Currently, I run Unraid and have all of my services’ setup there as docker containers. While this is nice and easy to setup initially, it has some major downsides:
- It’s fragile. Unraid is prone to bugs/crashes with docker that take down my containers. It’s also not resilient so when things break I have to log in and fiddle.
- It’s mutable. I can’t use any infrastructure-as-code tools like terraform, and configuration sort of just exist in the UI. I can’t really roll back or recover easily.
- It’s single-node. Everything is tied to my one big server that runs the NAS, but I’d rather have the NAS as a separate fairly low-power appliance and then have a separate machine to handle things like VMs and containers.
So I’m looking ahead and thinking about what the next iteration of my homelab will look like. While I like unraid for the storage stuff, I’m a little tired of wrangling it into a container orchestrator and hypervisor, and I think this year I’ll split that job out to a dedicated machine. I’m comfortable with, and in fact prefer, IaC over fancy UIs and so would love to be able to use terraform or Pulumi or something like that. I would prefer something multi-node, as I want to be able to tie multiple machines together. And I want something that is fault-tolerant, as I host services for friends and family that currently require a lot of manual intervention to fix when they go down.
So the question is: how do you all do this? Kubernetes, docker-compose, Hashicorp Nomad? Do you run k3s, Harvester, or what? I’d love to get an idea of what people are doing and why, so I can get some ideas as to what I might do.
In my opinion trying to set up a highly available fault tolerant homelab adds a large amount of unnecessary complexity without an equivalent benefit. It’s good to have redundancy for essential services like DNS, but otherwise I think it’s better to focus on a robust backup and restore process so that if anything goes wrong you can just restore from a backup or start containers on another node.
I configure and deploy all my applications with Ansible roles. It can programmatically create config files, pass secrets, build or start containers, cycle containers automatically after config changes, basically everything you could need.

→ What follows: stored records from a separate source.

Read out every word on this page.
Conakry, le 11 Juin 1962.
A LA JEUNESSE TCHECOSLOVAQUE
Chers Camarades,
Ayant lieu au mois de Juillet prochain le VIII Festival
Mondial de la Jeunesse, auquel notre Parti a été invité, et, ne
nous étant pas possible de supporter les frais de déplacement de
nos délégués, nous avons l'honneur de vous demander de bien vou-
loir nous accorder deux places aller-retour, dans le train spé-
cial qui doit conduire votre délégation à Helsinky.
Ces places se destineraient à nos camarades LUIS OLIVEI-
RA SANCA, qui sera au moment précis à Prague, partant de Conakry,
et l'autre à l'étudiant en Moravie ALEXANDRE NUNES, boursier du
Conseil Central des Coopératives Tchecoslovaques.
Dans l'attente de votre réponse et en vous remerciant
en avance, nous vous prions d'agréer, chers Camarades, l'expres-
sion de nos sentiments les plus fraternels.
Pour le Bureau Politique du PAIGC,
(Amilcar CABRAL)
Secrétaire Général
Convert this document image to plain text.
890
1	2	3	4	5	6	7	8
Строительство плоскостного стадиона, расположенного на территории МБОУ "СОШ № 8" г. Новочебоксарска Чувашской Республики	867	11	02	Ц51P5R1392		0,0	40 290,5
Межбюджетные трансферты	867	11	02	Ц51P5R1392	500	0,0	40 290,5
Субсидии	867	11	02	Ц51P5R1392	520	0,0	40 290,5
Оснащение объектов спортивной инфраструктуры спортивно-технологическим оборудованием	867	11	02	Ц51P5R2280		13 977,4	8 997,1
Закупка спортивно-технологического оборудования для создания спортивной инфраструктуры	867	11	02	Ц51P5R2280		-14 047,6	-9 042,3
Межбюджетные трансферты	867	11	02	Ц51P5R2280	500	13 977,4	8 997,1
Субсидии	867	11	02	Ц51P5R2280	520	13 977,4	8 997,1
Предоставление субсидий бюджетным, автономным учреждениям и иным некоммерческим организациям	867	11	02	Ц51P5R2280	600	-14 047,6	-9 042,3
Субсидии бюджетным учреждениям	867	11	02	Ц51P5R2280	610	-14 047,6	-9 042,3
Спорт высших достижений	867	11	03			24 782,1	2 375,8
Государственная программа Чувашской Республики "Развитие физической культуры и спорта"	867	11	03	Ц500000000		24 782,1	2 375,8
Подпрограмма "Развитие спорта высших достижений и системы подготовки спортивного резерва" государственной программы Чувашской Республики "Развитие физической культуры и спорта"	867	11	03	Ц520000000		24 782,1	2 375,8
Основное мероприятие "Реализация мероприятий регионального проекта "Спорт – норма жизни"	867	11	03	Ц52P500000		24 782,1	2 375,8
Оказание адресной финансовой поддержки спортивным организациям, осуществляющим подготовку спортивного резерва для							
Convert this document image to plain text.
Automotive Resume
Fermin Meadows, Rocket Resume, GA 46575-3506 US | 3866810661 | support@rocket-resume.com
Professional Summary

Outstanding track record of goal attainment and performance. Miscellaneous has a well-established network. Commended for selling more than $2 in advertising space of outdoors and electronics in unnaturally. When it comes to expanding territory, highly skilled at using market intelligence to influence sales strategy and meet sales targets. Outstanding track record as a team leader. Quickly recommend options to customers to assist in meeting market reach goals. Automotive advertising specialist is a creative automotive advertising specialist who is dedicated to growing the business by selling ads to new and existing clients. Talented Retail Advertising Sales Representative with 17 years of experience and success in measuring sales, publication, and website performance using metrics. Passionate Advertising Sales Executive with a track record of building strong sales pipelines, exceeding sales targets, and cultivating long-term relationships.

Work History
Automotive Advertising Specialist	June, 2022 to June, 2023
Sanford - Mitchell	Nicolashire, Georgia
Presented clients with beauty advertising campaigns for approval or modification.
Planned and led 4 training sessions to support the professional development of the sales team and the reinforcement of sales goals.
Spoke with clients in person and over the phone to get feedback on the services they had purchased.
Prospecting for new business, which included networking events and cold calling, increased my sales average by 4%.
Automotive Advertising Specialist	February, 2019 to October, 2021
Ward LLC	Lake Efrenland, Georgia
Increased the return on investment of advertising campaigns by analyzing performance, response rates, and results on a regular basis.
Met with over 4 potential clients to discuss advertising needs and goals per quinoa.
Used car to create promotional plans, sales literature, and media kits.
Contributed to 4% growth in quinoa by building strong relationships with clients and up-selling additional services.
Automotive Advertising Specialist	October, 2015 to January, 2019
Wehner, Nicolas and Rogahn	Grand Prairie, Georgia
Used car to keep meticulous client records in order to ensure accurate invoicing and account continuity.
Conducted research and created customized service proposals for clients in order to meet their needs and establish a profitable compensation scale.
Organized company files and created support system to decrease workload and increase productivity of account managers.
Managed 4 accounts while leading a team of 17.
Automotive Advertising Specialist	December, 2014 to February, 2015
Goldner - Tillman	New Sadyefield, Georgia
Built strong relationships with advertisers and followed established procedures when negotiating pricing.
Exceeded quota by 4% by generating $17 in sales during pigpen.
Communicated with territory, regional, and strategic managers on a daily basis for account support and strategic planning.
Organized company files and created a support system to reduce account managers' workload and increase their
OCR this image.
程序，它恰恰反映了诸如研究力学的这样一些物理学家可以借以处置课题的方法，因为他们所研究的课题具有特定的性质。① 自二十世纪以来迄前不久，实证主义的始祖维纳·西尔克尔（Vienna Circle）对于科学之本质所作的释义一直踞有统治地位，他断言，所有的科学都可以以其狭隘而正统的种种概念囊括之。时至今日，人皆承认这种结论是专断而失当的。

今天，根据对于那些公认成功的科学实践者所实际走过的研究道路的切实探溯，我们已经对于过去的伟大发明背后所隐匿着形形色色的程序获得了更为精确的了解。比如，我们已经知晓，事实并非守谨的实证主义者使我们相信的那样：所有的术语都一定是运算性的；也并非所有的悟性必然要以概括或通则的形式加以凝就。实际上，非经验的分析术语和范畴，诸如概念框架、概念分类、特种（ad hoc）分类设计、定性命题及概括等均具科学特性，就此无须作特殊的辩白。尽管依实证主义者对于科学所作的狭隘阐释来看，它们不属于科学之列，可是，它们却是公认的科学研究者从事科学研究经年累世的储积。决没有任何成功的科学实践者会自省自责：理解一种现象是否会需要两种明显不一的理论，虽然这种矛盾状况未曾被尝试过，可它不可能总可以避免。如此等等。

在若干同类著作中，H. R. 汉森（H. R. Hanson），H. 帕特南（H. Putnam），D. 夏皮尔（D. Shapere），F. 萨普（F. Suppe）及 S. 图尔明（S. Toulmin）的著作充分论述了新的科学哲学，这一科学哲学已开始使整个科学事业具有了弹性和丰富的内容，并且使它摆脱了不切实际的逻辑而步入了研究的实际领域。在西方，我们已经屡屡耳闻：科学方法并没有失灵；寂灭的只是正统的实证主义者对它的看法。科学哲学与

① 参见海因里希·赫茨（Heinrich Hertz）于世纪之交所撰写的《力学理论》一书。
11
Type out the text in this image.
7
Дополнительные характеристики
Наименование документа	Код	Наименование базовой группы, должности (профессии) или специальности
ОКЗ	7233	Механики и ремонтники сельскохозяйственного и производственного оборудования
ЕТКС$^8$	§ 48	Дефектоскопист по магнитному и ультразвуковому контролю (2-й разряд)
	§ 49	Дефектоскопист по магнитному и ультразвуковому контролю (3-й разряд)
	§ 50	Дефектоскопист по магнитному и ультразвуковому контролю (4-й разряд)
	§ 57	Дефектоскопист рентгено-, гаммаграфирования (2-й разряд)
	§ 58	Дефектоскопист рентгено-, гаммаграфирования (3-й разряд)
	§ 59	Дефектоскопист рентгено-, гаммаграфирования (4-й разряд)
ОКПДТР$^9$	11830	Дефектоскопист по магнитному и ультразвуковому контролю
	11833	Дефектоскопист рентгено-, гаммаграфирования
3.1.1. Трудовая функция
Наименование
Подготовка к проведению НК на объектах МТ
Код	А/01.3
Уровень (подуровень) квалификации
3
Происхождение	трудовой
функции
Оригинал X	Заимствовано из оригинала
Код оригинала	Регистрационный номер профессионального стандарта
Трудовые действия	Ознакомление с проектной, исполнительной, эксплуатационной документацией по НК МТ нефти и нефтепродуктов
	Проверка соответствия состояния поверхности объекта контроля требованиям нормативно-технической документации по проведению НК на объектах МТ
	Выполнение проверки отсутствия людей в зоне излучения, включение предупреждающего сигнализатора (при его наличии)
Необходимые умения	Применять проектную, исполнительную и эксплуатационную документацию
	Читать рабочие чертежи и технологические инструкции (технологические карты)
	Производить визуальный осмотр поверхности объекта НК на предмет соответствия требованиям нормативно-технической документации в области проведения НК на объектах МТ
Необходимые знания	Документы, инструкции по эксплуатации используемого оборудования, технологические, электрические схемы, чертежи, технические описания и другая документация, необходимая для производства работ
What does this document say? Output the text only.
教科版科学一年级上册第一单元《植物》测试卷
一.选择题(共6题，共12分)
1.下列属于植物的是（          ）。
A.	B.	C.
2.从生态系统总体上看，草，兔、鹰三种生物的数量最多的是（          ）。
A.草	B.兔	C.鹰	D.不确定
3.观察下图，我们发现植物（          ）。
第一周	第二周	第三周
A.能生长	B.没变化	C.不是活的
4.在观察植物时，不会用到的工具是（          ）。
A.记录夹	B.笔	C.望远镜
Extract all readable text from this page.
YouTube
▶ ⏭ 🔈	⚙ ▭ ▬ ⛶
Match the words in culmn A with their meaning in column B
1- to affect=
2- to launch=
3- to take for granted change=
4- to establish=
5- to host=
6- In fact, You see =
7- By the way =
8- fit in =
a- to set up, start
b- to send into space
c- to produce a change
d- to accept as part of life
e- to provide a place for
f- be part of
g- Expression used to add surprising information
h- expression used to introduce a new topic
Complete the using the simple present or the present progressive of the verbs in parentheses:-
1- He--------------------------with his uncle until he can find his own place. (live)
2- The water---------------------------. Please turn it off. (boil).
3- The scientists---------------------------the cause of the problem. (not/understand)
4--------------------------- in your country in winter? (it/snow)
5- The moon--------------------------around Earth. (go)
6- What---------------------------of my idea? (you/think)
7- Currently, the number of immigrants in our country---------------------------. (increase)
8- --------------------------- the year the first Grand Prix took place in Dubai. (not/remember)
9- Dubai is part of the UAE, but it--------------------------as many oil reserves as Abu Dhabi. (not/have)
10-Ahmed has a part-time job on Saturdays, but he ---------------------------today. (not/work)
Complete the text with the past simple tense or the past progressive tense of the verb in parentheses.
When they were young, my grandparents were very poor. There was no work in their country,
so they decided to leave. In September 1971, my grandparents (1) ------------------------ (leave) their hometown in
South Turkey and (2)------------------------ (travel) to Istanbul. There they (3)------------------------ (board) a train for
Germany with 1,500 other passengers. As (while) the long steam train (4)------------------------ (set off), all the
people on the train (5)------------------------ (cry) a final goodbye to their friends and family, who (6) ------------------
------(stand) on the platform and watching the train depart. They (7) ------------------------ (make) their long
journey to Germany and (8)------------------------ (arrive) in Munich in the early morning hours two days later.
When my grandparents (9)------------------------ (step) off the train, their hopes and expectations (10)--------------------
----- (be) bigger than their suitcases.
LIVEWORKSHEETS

Sure it would be neat if services could fail over automatically but things only ever tend to break when I’m making changes anyway.
Yeah I guess that’s true, I do think the other part about having configs done programatically is a lot more important anyway. If things go down but all it takes to get it back is to re-run the configs from files then it’s not so bad
More importantly, if you do things programmatically you will still have the information how you did it last time the next time you need to move to a new major version of something which is particularly important in a home setting where you don’t do tasks like that often.
This, I used to have a kubernetes setup but how much redudency can you really have at home. Do you have a generator? Multiple Internet lines?
The fact is most hardware is highly reliable. Having good backups to restore from is all you need and you gain a huge improvement in simplicity which adds reliability in and of itself.